Charles Krauthammer was an American political columnist. He won the Pulitzer Prize for Commentary in 1987. His weekly column was syndicated to more than 400 publications worldwide. He was a leading conservative voice and proponent of U.S. military and political engagement. He died on June 21, 2018, following a battle with cancer, aged 68.

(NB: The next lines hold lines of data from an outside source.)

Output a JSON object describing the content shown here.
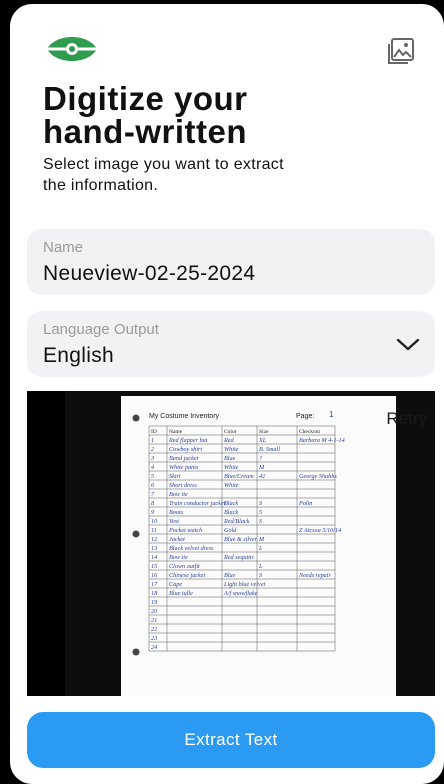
{
  "header": {
    "title_line1": "Digitize your",
    "title_line2": "hand-written",
    "subtitle": "Select image you want to extract the information."
  },
  "colors": {
    "accent": "#2b9af3",
    "logo": "#2e9b4e",
    "field_bg": "#f2f2f5"
  },
  "name_field": {
    "label": "Name",
    "value": "Neueview-02-25-2024"
  },
  "language_field": {
    "label": "Language Output",
    "value": "English"
  },
  "preview": {
    "retry_label": "Retry",
    "sheet_title": "My Costume Inventory",
    "sheet_page_label": "Page:",
    "sheet_page_value": "1",
    "columns": [
      "ID",
      "Name",
      "Color",
      "Size",
      "Checkout"
    ],
    "rows": [
      [
        "1",
        "Red flapper hat",
        "Red",
        "XL",
        "Barbara M 4-1-14"
      ],
      [
        "2",
        "Cowboy shirt",
        "White",
        "B. Small",
        ""
      ],
      [
        "3",
        "Band jacket",
        "Blue",
        "?",
        ""
      ],
      [
        "4",
        "White pants",
        "White",
        "M",
        ""
      ],
      [
        "5",
        "Skirt",
        "Blue/Cream",
        "42",
        "George Shabbs"
      ],
      [
        "6",
        "Short dress",
        "White",
        "",
        ""
      ],
      [
        "7",
        "Bow tie",
        "",
        "",
        ""
      ],
      [
        "8",
        "Train conductor jacket",
        "Black",
        "S",
        "Polin"
      ],
      [
        "9",
        "Boots",
        "Black",
        "5",
        ""
      ],
      [
        "10",
        "Vest",
        "Red/Black",
        "S",
        ""
      ],
      [
        "11",
        "Pocket watch",
        "Gold",
        "",
        "Z Aicsou 5/10/14"
      ],
      [
        "12",
        "Jacket",
        "Blue & silver",
        "M",
        ""
      ],
      [
        "13",
        "Black velvet dress",
        "",
        "L",
        ""
      ],
      [
        "14",
        "Bow tie",
        "Red sequins",
        "",
        ""
      ],
      [
        "15",
        "Clown outfit",
        "",
        "L",
        ""
      ],
      [
        "16",
        "Chinese jacket",
        "Blue",
        "S",
        "Needs repair"
      ],
      [
        "17",
        "Cape",
        "Light blue velvet",
        "",
        ""
      ],
      [
        "18",
        "Blue tulle",
        "A/f snowflake",
        "",
        ""
      ],
      [
        "19",
        "",
        "",
        "",
        ""
      ],
      [
        "20",
        "",
        "",
        "",
        ""
      ],
      [
        "21",
        "",
        "",
        "",
        ""
      ],
      [
        "22",
        "",
        "",
        "",
        ""
      ],
      [
        "23",
        "",
        "",
        "",
        ""
      ],
      [
        "24",
        "",
        "",
        "",
        ""
      ]
    ]
  },
  "actions": {
    "extract_label": "Extract Text"
  }
}
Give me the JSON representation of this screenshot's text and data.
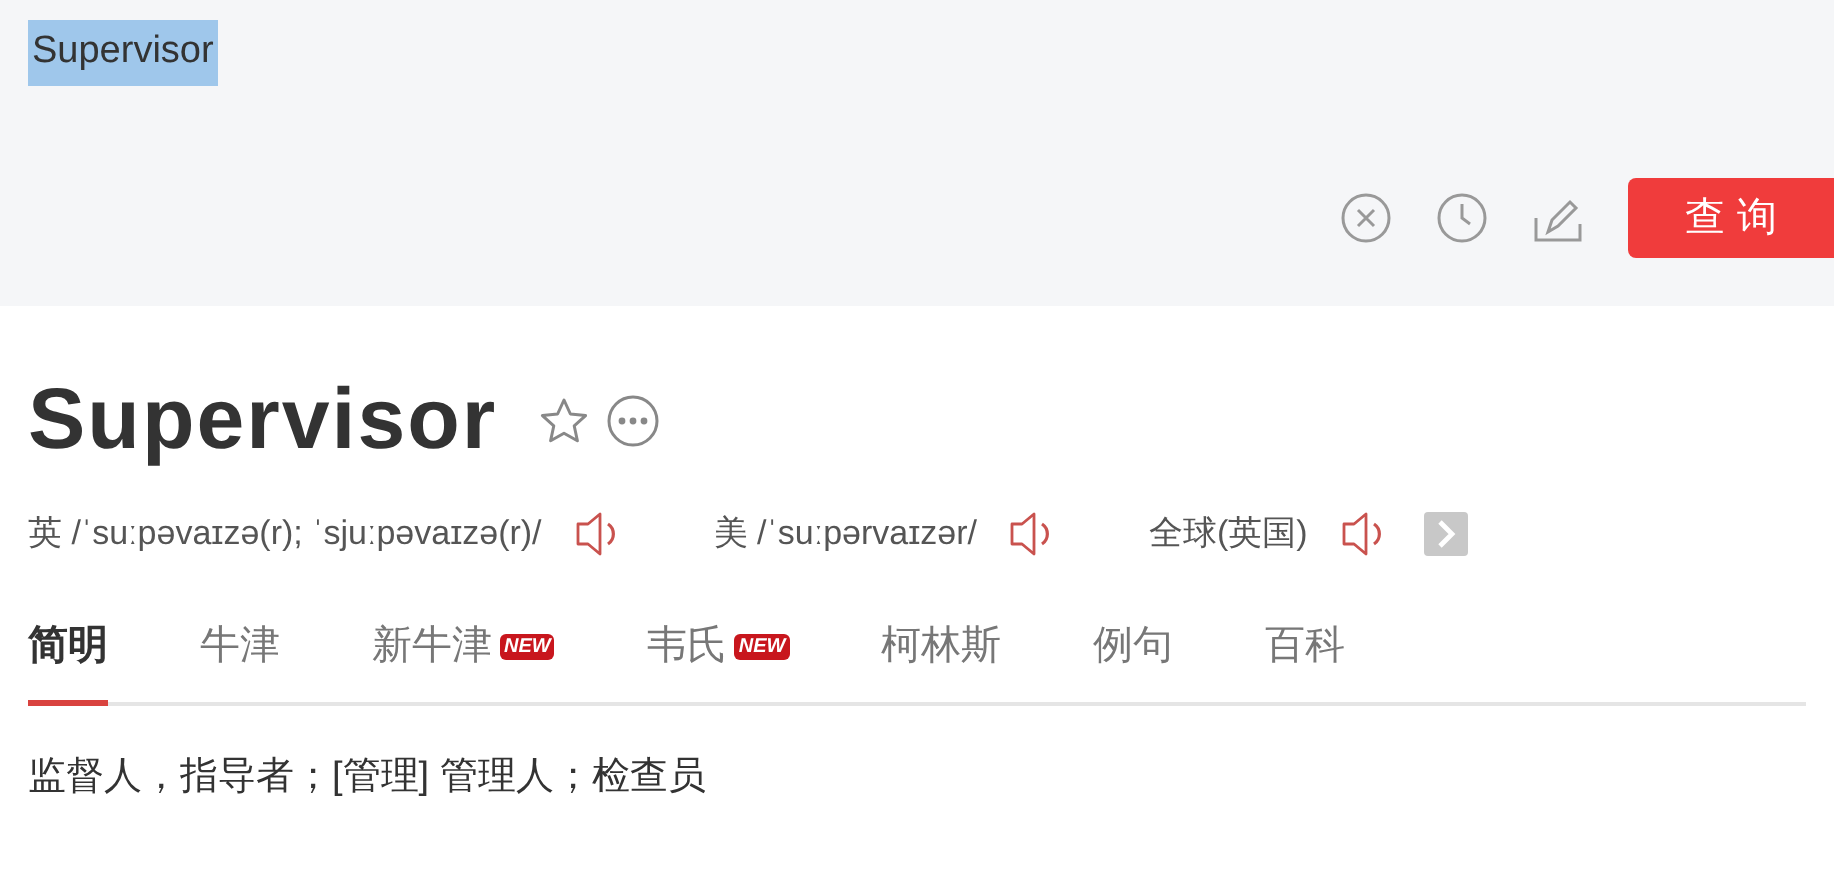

About Charles Krauthammer in brief

He then studied as a Commonwealth Scholar in politics at Balliol College, Oxford, before returning to the US to attend medical school at Harvard. In 1975, he was paralyzed from the waist down after a diving board accident that severed his spinal cord at cervical spinal nerve 5. He spent 14 months recovering in a hospital. In 1978, he joined the Carter administration as a director of psychiatric research. In 1980, he served as a speechwriter to Vice President Walter Mondale. In 1983, he started writing essays for Time magazine, including one on the Reagan Doctrine, which brought him national acclaim. In 1989, he defined the U. S. role as the sole superpower in the Unipolar Moment in his essay on the Berlin Wall. He later became a panelist on PBS’ Inside Washington from 1990 until it ceased production in December 2013. In 2010, he left the PBS program to focus on his political punditry for Fox News. In 2011, he returned to Inside Washington as a regular panelist and contributing editor to The Weekly Standard. In 2012, he wrote an essay for The New Republic on the Iran-Contra scandal. In 2013, he co-authored the third edition of the Diagnostic and Statistical Manual of Mental Disorders. In 2014, he published a book on the American and Neurology Board of Psychiatry, which was published by the American Psychiatric Association.